“我的……我女儿是仁科史也的老婆。”老人说。
    女儿?老婆?虽然都是很简单的词汇,但是纱织根本搞不懂这些人际关系,只是知道这个老人和史也有关。
    “虽然她很可怜,但是我杀了那个叫滨冈的女人。昨天晚上,我杀了她。”
    纱织听到这里,浑身汗毛直竖。滨冈小夜子被杀了?怎么会有这种事?她根本无法相信。纱织傻傻地站在原地,摇着头,依旧说不出话来。
    “警方已经开始调查了,我不会逃跑,会让他们逮捕我,但是在那之前,我必须先做一件事情。”他手中的菜刀上下挥舞着,虽然上面全都是血迹,但金属部分还是发出了骇人的光芒。
    为什么要杀害滨冈女士——纱织用极小的声音问他。
    “因为她必须死,”老人的脸都扭曲了。“我女婿真是好的没话说,是个正人君子,也正是多亏了他,我女儿才终于得到了幸福。不光是我女儿,他甚至还愿意照顾我这么个败类。你知道如果他不在了,会让多少人觉得困扰吗?二十多年前因为年少无知而剩下的小孩,杀了他又怎么样?这和堕胎没多大差别的嘛!到底最少让谁觉得困扰了?最后伤了谁的心了?婴儿的遗族又是谁?虽然你们是加害者,但也是遗族没错的吧。除了你们以外,根本没人知道那个婴儿的事情,也只有你们才为那个孩子看到难过,但最后却要我女婿因为这样的事情去坐牢,到底有什么好处?只不过是为了求个心安罢了吧。”

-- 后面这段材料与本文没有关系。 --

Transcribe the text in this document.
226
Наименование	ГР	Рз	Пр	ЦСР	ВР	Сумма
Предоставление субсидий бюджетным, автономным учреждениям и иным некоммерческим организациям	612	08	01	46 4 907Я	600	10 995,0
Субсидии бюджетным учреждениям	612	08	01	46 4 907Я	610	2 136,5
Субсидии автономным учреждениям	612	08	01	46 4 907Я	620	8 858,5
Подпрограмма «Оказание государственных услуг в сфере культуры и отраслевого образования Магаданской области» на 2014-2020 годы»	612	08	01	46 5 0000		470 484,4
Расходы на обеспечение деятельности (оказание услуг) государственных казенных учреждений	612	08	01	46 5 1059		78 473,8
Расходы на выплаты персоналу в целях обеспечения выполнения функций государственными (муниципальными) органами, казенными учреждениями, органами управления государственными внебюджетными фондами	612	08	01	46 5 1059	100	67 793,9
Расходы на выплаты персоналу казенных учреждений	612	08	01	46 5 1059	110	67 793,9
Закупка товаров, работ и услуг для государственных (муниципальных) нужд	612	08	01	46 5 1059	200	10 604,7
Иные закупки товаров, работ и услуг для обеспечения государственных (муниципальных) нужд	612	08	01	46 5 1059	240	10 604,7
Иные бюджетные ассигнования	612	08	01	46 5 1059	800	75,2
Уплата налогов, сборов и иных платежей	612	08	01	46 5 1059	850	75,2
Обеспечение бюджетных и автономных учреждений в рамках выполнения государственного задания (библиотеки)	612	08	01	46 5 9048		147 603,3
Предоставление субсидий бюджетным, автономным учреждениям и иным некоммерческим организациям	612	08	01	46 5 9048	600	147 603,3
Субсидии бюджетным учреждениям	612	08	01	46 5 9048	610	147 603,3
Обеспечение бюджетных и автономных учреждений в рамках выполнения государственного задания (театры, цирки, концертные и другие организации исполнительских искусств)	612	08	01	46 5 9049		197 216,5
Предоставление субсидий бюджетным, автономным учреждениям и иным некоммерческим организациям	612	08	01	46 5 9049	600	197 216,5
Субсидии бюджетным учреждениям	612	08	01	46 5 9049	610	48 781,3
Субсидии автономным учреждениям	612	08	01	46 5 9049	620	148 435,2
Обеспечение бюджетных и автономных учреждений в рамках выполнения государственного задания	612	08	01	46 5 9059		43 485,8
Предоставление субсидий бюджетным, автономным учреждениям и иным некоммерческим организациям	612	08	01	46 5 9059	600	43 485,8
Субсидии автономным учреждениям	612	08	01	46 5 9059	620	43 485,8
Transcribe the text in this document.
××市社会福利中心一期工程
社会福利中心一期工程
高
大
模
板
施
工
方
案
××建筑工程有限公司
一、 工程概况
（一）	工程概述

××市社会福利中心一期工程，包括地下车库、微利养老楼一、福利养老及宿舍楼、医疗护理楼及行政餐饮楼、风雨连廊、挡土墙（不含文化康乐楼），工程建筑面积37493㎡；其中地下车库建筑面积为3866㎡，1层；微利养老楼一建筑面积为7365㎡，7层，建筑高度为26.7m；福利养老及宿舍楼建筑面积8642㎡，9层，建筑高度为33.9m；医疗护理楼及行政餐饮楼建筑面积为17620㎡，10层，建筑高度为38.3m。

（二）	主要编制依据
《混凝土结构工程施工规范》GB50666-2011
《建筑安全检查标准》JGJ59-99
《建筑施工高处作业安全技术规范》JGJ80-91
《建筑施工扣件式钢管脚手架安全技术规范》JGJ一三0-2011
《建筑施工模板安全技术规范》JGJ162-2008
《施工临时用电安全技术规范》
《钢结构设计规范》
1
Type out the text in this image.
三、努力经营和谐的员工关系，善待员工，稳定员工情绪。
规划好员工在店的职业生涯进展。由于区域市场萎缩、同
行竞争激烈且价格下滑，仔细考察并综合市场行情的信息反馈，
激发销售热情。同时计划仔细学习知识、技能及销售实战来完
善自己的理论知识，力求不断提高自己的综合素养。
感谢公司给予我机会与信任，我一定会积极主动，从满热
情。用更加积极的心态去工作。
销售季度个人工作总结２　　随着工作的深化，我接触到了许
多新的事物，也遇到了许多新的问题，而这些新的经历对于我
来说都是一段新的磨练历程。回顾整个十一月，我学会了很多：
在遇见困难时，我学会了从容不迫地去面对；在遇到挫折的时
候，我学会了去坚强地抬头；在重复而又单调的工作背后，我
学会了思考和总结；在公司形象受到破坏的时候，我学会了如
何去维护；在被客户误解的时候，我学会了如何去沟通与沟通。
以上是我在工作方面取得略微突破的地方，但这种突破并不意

    老人说话就像是连珠炮一样,纱织无言以对。她没有仔细想过史也到底过着怎样的生活,也不知道自己自首进监狱能有什么好处。因为这是日本法律规定的事情,所以她以为只能用这种方式来面对自己的罪行,但她完全没有一点自信,能拍着胸脯说进监狱是自己的意愿。这还是滨冈小夜子给她灌输的想法。
    早知道就不应该告诉小夜子的。她现在后悔不已,应该将这个秘密带进坟墓里去才对的。
    纱织双腿一软,整个人就跌坐在地上,双手抱着头。自己犯了弥天大错,无法挽回,这种自责的想法一直在她的脑海中盘旋。
    “虽然感到很抱歉,但你也必须死。”老人走上前说:“不过首先,你要先告诉我,除了滨冈以外,你还有没有把这件事情告诉过其他人?有的话,那些人也必须死。”
    纱织使劲摇头说,没有告诉过任何人,然后哭着说,早知道就不应该告诉滨冈小夜子的。如果自己没说出来,就不会有现在这样的后果,一切都怪自己。
    “你可以杀了我。”纱织哭着对老人说:“我终于明白了,我活在这个世界中,会造成很多人的困扰。如果滨冈女士不认识我的话,也就不会死,你也不会成为杀人犯。全部都是我的错,所以我死了最好,请杀了我吧。”
    看到她已经做好了死的准备,老人反而害怕了起来。他握着菜刀开始低声吼叫,但却没有继续向前靠近。
    纱织反过来问他:“你怎么了?”
    老人没说话,喘着气,然后问她:
    “你能保证吗?你能保证知道临死之前都不会再对任何人提起婴儿的事情吗?也愿意完全不提你和史也之间的过去?如果你能保证的话,我现在就离开,不会碰你一根毫毛。”
    纱织看着老人的眼睛,发现他并没有那么的歇斯底里,而是露出了求助的眼神。于是终于知道,他其实并不想要杀人,他也是游离在生死边缘的人。
    纱织点了点头,回答:“我保证。”
    “真的?不骗我吧?”老人再次确认。
    纱织再次告诉他,没有骗他。即便是现在说了谎而活了下来,之后再去报警,也不会给任何人带来好处,只会让更多的人受伤。她不想做这样的事情。
    老人似乎相信了她,点了点头把菜刀放回了纸袋。
    “我来这里的事情,不要告诉任何人。”老人说完,就离开了。
    纱织在原地无法动弹,也无法接受这一切真的发生了。但老人手里的菜刀所发出的淡淡的光,依旧深深地印在她的眼中。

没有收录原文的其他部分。